The county will be involved in abatement action only after public nuisance complaints are investigated and DEH finds that a source, alone or in combination with other sources, was the predominant cause of the nuisance. DEH cannot base a conclusion solely on community complaints; direct observations by staff and consideration of collected data are also required.

“The ordinance cannot be triggered by a single complaint,” said Rebecca Lafreniere, the chief of the Vector Control Program. “Staff has to verify the validity of those complaints.”

Under the voluntary abatement portion, commercial organic farmers can work with the Farm and Home Advisor to develop and implement a voluntary plan. If a voluntary plan fails to protect the community, DEH may order mandatory specific abatement measures. In the absence of a “last resort situation,” DEH may not order a grower to cease organic operations or cease growing particular crops, and initial orders would be limited to those which would be economically feasible for the farmer.

The abatement measures, whether voluntary or mandatory, could include trapping eye gnats, installing barrier fences, and preventing fresh vegetation from being turned into the soil.

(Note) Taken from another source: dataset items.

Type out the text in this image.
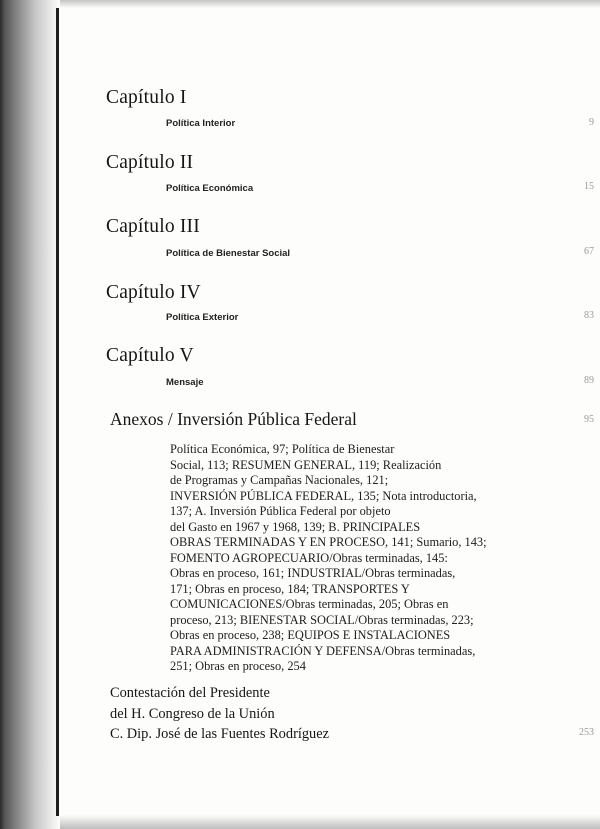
Capítulo I
Política Interior	9
Capítulo II
Política Económica	15
Capítulo III
Política de Bienestar Social	67
Capítulo IV
Política Exterior	83
Capítulo V
Mensaje	89
Anexos / Inversión Pública Federal	95

Política Económica, 97; Política de Bienestar
Social, 113; RESUMEN GENERAL, 119; Realización
de Programas y Campañas Nacionales, 121;
INVERSIÓN PÚBLICA FEDERAL, 135; Nota introductoria,
137; A. Inversión Pública Federal por objeto
del Gasto en 1967 y 1968, 139; B. PRINCIPALES
OBRAS TERMINADAS Y EN PROCESO, 141; Sumario, 143;
FOMENTO AGROPECUARIO/Obras terminadas, 145:
Obras en proceso, 161; INDUSTRIAL/Obras terminadas,
171; Obras en proceso, 184; TRANSPORTES Y
COMUNICACIONES/Obras terminadas, 205; Obras en
proceso, 213; BIENESTAR SOCIAL/Obras terminadas, 223;
Obras en proceso, 238; EQUIPOS E INSTALACIONES
PARA ADMINISTRACIÓN Y DEFENSA/Obras terminadas,
251; Obras en proceso, 254

Contestación del Presidente
del H. Congreso de la Unión
C. Dip. José de las Fuentes Rodríguez	253
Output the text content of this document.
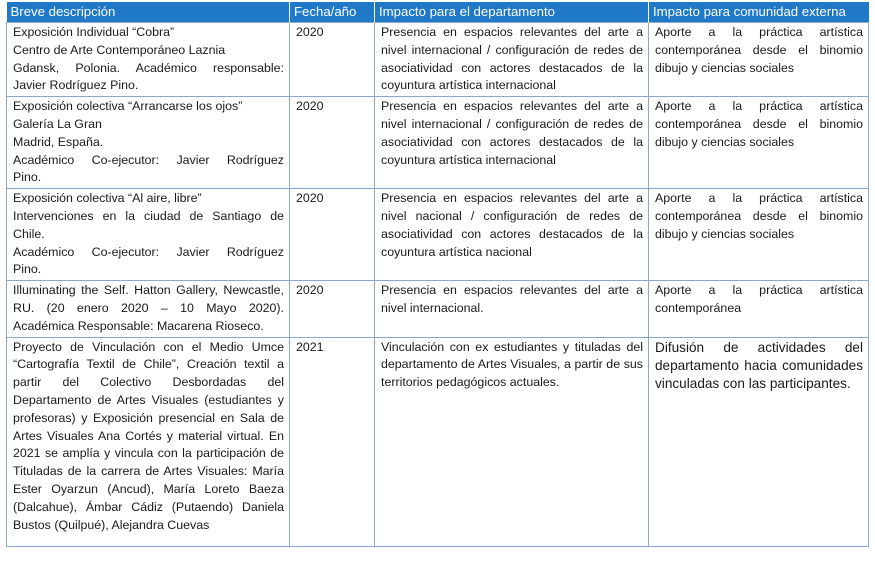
Breve descripción	Fecha/año	Impacto para el departamento	Impacto para comunidad externa

Exposición Individual “Cobra”
Centro de Arte Contemporáneo Laznia
Gdansk, Polonia. Académico responsable:
Javier Rodríguez Pino.	2020	Presencia en espacios relevantes del arte a nivel internacional / configuración de redes de asociatividad con actores destacados de la coyuntura artística internacional	Aporte a la práctica artística contemporánea desde el binomio dibujo y ciencias sociales

Exposición colectiva “Arrancarse los ojos”
Galería La Gran
Madrid, España.
Académico Co-ejecutor: Javier Rodríguez
Pino.	2020	Presencia en espacios relevantes del arte a nivel internacional / configuración de redes de asociatividad con actores destacados de la coyuntura artística internacional	Aporte a la práctica artística contemporánea desde el binomio dibujo y ciencias sociales

Exposición colectiva “Al aire, libre”
Intervenciones en la ciudad de Santiago de
Chile.
Académico Co-ejecutor: Javier Rodríguez
Pino.	2020	Presencia en espacios relevantes del arte a nivel nacional / configuración de redes de asociatividad con actores destacados de la coyuntura artística nacional	Aporte a la práctica artística contemporánea desde el binomio dibujo y ciencias sociales
Illuminating the Self. Hatton Gallery, Newcastle, RU. (20 enero 2020 – 10 Mayo 2020). Académica Responsable: Macarena Rioseco.	2020	Presencia en espacios relevantes del arte a nivel internacional.	Aporte a la práctica artística contemporánea
Proyecto de Vinculación con el Medio Umce “Cartografía Textil de Chile”, Creación textil a partir del Colectivo Desbordadas del Departamento de Artes Visuales (estudiantes y profesoras) y Exposición presencial en Sala de Artes Visuales Ana Cortés y material virtual. En 2021 se amplía y vincula con la participación de Tituladas de la carrera de Artes Visuales: María Ester Oyarzun (Ancud), María Loreto Baeza (Dalcahue), Ámbar Cádiz (Putaendo) Daniela Bustos (Quilpué), Alejandra Cuevas	2021	Vinculación con ex estudiantes y tituladas del departamento de Artes Visuales, a partir de sus territorios pedagógicos actuales.	Difusión de actividades del departamento hacia comunidades vinculadas con las participantes.
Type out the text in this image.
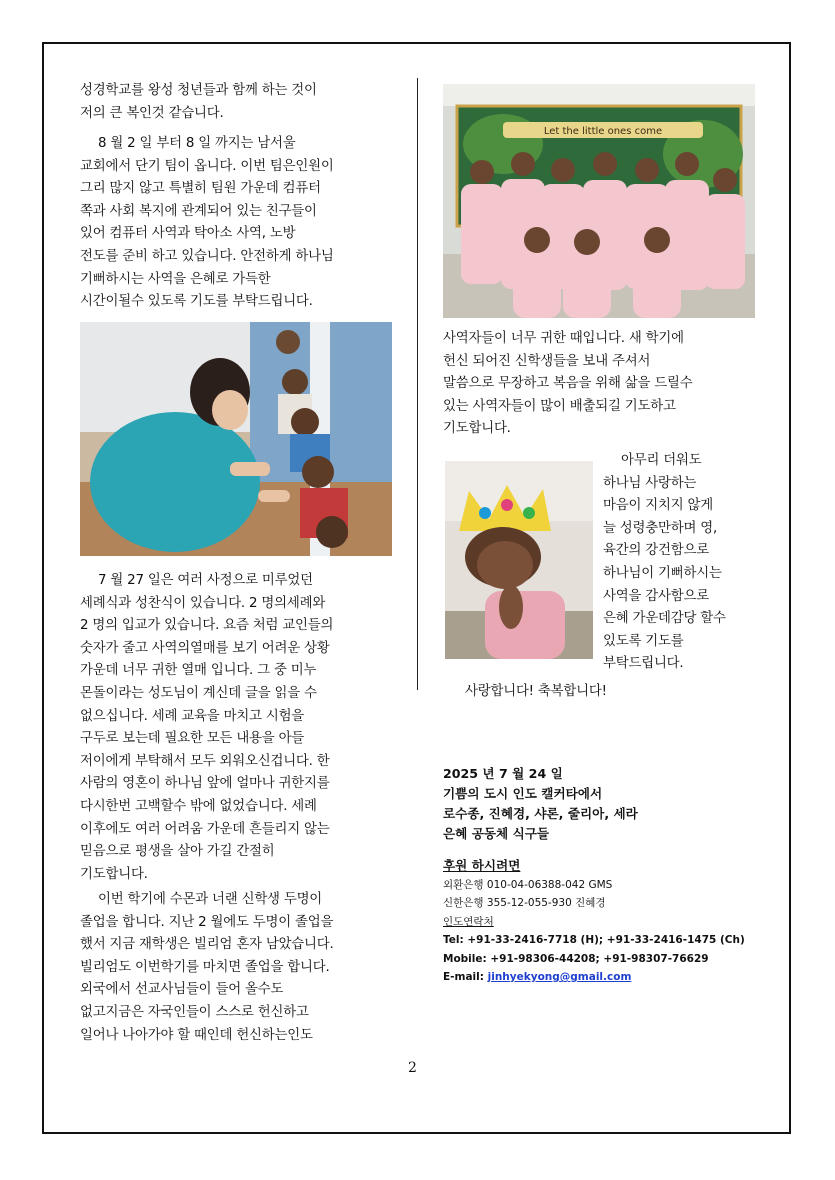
성경학교를 왕성 청년들과 함께 하는 것이

저의 큰 복인것 같습니다.

8 월 2 일 부터 8 일 까지는 남서울

교회에서 단기 팀이 옵니다. 이번 팀은인원이

그리 많지 않고 특별히 팀원 가운데 컴퓨터

쪽과 사회 복지에 관계되어 있는 친구들이

있어 컴퓨터 사역과 탁아소 사역, 노방

전도를 준비 하고 있습니다. 안전하게 하나님

기뻐하시는 사역을 은혜로 가득한

시간이될수 있도록 기도를 부탁드립니다.

7 월 27 일은 여러 사정으로 미루었던

세례식과 성찬식이 있습니다. 2 명의세례와

2 명의 입교가 있습니다. 요즘 처럼 교인들의

숫자가 줄고 사역의열매를 보기 어려운 상황

가운데 너무 귀한 열매 입니다. 그 중 미누

몬돌이라는 성도님이 계신데 글을 읽을 수

없으십니다. 세례 교육을 마치고 시험을

구두로 보는데 필요한 모든 내용을 아들

저이에게 부탁해서 모두 외워오신겁니다. 한

사람의 영혼이 하나님 앞에 얼마나 귀한지를

다시한번 고백할수 밖에 없었습니다. 세례

이후에도 여러 어려움 가운데 흔들리지 않는

믿음으로 평생을 살아 가길 간절히

기도합니다.

이번 학기에 수몬과 너랜 신학생 두명이

졸업을 합니다. 지난 2 월에도 두명이 졸업을

했서 지금 재학생은 빌리엄 혼자 남았습니다.

빌리엄도 이번학기를 마치면 졸업을 합니다.

외국에서 선교사님들이 들어 올수도

없고지금은 자국인들이 스스로 헌신하고

일어나 나아가야 할 때인데 헌신하는인도

Let the little ones come

사역자들이 너무 귀한 때입니다. 새 학기에

헌신 되어진 신학생들을 보내 주셔서

말씀으로 무장하고 복음을 위해 삶을 드릴수

있는 사역자들이 많이 배출되길 기도하고

기도합니다.

아무리 더워도

하나님 사랑하는

마음이 지치지 않게

늘 성령충만하며 영,

육간의 강건함으로

하나님이 기뻐하시는

사역을 감사함으로

은혜 가운데감당 할수

있도록 기도를

부탁드립니다.

사랑합니다! 축복합니다!

2025 년 7 월 24 일
기쁨의 도시 인도 캘커타에서
로수종, 진혜경, 샤론, 줄리아, 세라
은혜 공동체 식구들
후원 하시려면
외환은행 010-04-06388-042 GMS
신한은행 355-12-055-930 진혜경
인도연락처
Tel: +91-33-2416-7718 (H); +91-33-2416-1475 (Ch)
Mobile: +91-98306-44208; +91-98307-76629
E-mail: jinhyekyong@gmail.com
2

The Eye Gnat Abatement Appeals Board would allow for appeals of any mandatory abatement orders. The First Supervisorial District would appoint a licensed pest control advisor, District 2 and District 3 would each appoint a community at large member, and District 4 and District 5 would appoint an owner or operator of an organic farm.

“The ordinance before you is the very essence of fair balance,” said Robert Morriss of San Pasqual Valley.

“We knew you had to find a solution,” said San Diego County Farm Bureau executive director Eric Larson.

Larson noted that the two farms which had caused the complaints weren’t necessarily negligent but that the majority of organic farms in the county produce tree crops and most of the rest are in less populated areas. “Some organic farmers are just struggling with the location,” he said.

Bonsall organic avocado farmer Rick Carey was concerned about the lack of some specifics. “It’s too open-ended from a grower’s standpoint,” he said. “I wouldn’t know how to proceed if I had to mitigate the problem.”

Bornt Farms had been leasing the Jacumba property and vacated the site at the end of June 2012. The property owner allowed conventional pesticide application, which occurred July 12, and no complaints have been received since July 16.

“We are a very happy community,” said Danielle Cook of Jacumba.

“The kids at school will be able to eat lunch outside and not be affected,” Jacob said.

In July 2012, Be Wise Ranch implemented a voluntary prevention plan which included offering free traps to neighboring residents. Data has shown a reduction in complaints from prior years of 85 percent to 95 percent. “I’m quite proud to have been able to achieve what we have,” said Bill Brammer, who operates Be Wise Ranch.

On Be Wise Ranch itself Brammer and his staff placed 2,000 traps and installed 13,000 feet of three-foot-tall silt barrier. The nearby Vineyard golf course saw a 98 percent reduction from its 2010 trap collections.

“What we have here is a good approach,” Slater-Price said.

The Board of Supervisors previously created a fly abatement ordinance with an appeals board to address the problems of flies which proliferated due to agricultural livestock manure. “The fly abatement ordinance has been pretty successful. It’s worked pretty well,” Jacob said.

The county supervisors noted that the eye gnat ordinance could be refined if issues regarding implementation occur.